When I imagined trying to get pregnant, I imagined the horniest sex of my life and a happy “it’s positive” pee-on-a -stick moment in the bathroom.

I did not think about hurrying to an infertility clinic at 7am while trying to keep a sperm sample warm under my arm. But when I was diagnosed with fertility problems, scenario two became a real possibility.

I’d always worried I might be infertile.

That might sound irrational to most people, but I had irregular periods – to the point where I had nine months without one – and an aunty with something called polycystic ovary syndrome (PCOS).

It was a few months before my wedding, and I wanted to know what I was dealing with, so I got a referral to a fertility clinic and faced the music. I did indeed have PCOS and after many tests, through many tears, had to face up to my fertility sooner than I’d like.

It seems most of us coast through life assuming we can have a baby – and easily. But what happens when life throws us a curveball?

First of all, it’s not the end of the world. Though it feels like it, and it seems like you’re the only person going through it, it’s estimated one in six couples experience some kind of infertility. They just probably don’t talk about it.
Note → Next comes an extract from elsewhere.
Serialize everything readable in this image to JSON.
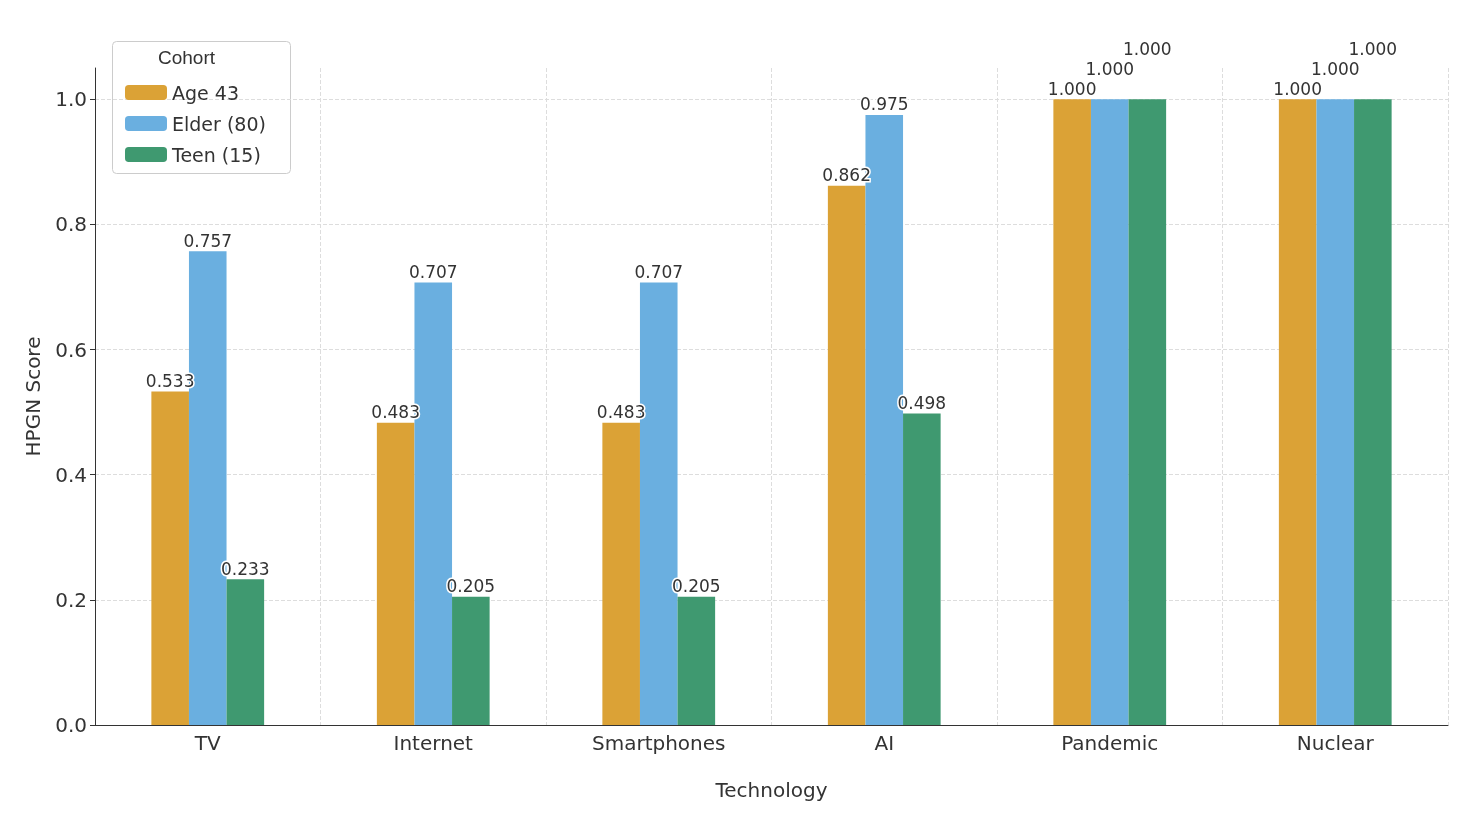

Secondly, there’s so much you can do. From trigger shots to make you ovulate to IVF, there’s more than one way to skin a cat when it comes to making babies.

If you’re like me, you might want to know in advance, but that might be difficult.

Dr. Tom Hannam, of Hannam Fertility Centre in Toronto, says most of us worry unnecessarily about fertility. The best way to know if there’s a problem is to try and get pregnant.

“The way you know you’re infertile is if you’ve been trying to get pregnant and it’s not really working. Unless you’ve been trying, you don’t really know,” he says.

“Most people are not infertile, that’s the good part. Most women get pregnant the first month they try. If you look at the stats, 35-55% of people get pregnant the first month they try, if they’re under 28. After six months of trying, then it’s only a 5% chance. If you’ve been trying for over six months, then you know something is up.”

Even if you’re not ready for a bundle of joy, it doesn’t hurt to be aware of what might stop it arriving as soon as you’d like:

  • PCOS – This syndrome isn’t fully understood by doctors yet. You’ll likely have plenty of good eggs, but irregular periods, making it difficult to know when to time baby-making nookie
  • Endometriosis – A painful disease that involves tissue similar to that which lines the womb growing in other parts of the body, such as the fallopian tubes. It can cause scarring, making it difficult to get pregnant. According to endometriosisassn.org, it affects one million women in Canada.
  • Fibroids – Muscular (usually non-cancerous) tumours that grow in the womb, making it difficult to become pregnant and sustain a pregnancy.
  • Age related – Fertility decreases with age as you have fewer good eggs and there is more chance of the baby having a genetic problem
  • Multiple miscarriages – You won’t know if you have a problem with this one until you get pregnant, but some women have heartbreaking miscarriages one after another. It can be caused by genetic issues, problems with your uterus, hormone levels and other things.

Having one of these problems doesn’t mean you will struggle, it only means you could. If you’re worried, book an appointment with your doctor and discuss it with them – most fertility tests are quick and painless.

And if you do have fertility problems, have hope; I’m now almost four months pregnant!